Analyzing “risk reduced per unit cost” can reveal that legacy tools provide less value than modern alternatives like container scanning or cloud posture management. How do you objectively identify which controls to decommission, and how do you explain the concept of opportunity cost to stakeholders during budget discussions?
Objectively identifying controls for decommissioning requires a cold, hard look at whether the risk mitigation provided justifies the ongoing TCO. For example, a legacy control like a modem wardialer might have been vital 25 years ago, but in a modern ecosystem, its value is negligible while its maintenance costs remain. I explain this to stakeholders through the lens of “opportunity cost”—every dollar and every hour of staff time spent keeping that wardialer alive is a resource we cannot spend on container scanning, secrets management, or cloud security posture management. It is a probabilistic discipline, and while it is scary to remove a control that might catch an attack once a decade, the risk of not investing in modern defenses like large language model gateways is far greater.
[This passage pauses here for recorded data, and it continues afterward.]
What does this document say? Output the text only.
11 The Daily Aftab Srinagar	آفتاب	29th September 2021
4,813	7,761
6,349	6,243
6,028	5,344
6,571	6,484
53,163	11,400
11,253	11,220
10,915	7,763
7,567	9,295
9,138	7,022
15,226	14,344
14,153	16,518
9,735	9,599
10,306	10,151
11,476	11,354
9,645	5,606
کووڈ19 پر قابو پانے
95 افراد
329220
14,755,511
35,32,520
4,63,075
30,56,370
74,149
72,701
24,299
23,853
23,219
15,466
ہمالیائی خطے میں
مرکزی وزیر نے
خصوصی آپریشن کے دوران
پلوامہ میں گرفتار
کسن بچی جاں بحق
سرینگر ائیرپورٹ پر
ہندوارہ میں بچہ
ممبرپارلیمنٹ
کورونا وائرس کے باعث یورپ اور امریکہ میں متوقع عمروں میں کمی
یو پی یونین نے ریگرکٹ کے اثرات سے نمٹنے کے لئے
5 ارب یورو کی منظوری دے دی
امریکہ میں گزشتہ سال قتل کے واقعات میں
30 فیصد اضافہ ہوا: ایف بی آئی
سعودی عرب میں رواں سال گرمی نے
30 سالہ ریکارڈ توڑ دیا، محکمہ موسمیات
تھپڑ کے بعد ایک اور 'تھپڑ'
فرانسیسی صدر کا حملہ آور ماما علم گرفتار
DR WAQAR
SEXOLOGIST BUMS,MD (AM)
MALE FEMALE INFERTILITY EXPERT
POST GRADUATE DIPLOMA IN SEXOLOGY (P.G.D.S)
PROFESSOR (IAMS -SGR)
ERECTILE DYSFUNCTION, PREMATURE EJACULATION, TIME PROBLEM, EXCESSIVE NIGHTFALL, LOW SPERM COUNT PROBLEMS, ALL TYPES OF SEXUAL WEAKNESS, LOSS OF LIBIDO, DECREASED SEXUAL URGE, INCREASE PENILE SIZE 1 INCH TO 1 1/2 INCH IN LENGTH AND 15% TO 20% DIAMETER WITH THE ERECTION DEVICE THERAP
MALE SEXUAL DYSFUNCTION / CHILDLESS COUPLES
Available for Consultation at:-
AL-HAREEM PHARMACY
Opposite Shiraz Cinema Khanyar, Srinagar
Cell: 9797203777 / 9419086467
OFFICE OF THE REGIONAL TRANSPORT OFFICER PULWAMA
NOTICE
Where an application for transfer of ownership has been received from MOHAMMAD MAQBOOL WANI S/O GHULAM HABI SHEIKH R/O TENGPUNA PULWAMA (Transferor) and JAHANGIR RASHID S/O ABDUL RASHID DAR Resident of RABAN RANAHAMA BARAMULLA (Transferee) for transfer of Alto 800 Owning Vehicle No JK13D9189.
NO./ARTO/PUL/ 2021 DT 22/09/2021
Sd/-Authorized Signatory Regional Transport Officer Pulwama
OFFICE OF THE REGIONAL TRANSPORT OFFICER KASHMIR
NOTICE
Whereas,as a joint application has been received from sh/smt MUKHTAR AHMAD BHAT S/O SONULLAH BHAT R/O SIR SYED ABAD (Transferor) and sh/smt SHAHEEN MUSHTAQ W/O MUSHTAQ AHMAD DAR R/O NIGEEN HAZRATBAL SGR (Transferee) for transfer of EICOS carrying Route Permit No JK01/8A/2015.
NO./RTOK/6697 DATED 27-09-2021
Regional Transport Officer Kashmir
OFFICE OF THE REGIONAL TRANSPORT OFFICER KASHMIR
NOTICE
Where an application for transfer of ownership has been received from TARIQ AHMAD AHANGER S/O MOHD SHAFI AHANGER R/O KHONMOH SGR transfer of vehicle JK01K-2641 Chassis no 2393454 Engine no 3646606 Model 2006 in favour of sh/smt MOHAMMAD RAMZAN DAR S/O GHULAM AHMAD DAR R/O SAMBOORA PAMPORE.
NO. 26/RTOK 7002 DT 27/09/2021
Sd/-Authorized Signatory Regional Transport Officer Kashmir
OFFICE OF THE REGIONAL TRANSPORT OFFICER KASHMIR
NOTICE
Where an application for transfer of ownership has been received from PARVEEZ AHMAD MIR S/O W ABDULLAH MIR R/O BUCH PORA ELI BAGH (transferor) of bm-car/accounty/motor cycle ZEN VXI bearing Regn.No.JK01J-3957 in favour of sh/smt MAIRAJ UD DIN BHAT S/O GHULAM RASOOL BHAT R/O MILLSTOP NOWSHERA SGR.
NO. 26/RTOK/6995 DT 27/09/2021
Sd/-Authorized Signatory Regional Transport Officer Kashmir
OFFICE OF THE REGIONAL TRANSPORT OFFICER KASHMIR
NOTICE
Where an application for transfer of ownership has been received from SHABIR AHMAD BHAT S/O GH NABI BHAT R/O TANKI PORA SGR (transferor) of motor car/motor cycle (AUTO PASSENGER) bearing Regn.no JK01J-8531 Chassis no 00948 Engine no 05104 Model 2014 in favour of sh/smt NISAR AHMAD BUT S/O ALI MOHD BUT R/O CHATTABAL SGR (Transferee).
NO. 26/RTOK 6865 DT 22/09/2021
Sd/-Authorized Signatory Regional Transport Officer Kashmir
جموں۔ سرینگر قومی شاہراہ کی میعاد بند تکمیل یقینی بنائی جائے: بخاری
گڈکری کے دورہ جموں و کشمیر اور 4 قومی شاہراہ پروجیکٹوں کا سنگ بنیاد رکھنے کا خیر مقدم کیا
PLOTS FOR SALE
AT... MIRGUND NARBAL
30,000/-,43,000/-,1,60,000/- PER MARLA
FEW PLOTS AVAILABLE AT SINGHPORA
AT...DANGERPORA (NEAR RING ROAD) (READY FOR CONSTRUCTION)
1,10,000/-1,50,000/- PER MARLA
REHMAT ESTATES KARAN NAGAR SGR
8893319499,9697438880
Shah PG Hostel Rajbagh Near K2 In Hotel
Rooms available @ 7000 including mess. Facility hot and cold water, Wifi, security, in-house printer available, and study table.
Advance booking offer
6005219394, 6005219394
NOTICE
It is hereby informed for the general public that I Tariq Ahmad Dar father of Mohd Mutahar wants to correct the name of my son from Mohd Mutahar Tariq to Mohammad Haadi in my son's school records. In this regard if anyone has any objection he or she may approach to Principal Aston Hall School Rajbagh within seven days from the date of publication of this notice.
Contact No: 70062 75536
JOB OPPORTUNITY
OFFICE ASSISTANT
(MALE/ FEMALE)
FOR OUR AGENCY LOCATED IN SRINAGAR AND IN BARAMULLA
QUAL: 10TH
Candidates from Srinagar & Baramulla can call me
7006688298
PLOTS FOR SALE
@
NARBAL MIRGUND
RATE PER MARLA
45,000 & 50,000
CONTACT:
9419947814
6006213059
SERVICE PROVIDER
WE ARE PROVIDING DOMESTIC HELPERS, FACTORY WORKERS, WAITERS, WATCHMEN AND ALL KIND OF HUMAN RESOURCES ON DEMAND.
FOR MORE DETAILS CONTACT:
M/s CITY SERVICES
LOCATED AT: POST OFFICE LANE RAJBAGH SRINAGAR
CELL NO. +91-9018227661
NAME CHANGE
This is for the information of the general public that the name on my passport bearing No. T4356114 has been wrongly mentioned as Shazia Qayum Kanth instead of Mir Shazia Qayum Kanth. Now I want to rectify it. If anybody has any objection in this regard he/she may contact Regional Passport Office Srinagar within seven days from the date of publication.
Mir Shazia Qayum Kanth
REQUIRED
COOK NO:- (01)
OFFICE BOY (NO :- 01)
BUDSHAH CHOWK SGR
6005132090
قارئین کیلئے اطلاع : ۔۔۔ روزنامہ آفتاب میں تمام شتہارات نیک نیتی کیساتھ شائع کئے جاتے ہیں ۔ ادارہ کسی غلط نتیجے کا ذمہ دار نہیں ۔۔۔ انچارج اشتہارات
By showing stakeholders exactly what they are giving up to keep legacy tools on life support, the conversation shifts from “cutting security” to “upgrading defense.”
What is your forecast for the future of security control evaluations?
My forecast is that we are entering an era where “information-free” security strategies will become a liability that boards of directors simply will not tolerate. As budgets tighten and the complexity of environments increases, the reliance on quantitative risk modeling will shift from a niche specialty to a core requirement for every security leader. I expect to see a much more aggressive decommissioning of legacy tools as organizations realize they can no longer afford the opportunity costs of inefficient controls. Ultimately, the future belongs to those who can articulate their security posture in terms of economic efficiency, proving that their investments are not just technically sound, but are providing the maximum possible risk reduction for every dollar spent. We are moving away from the era of “more is better” and toward an era of “measured is better,” where data is the only metric that counts.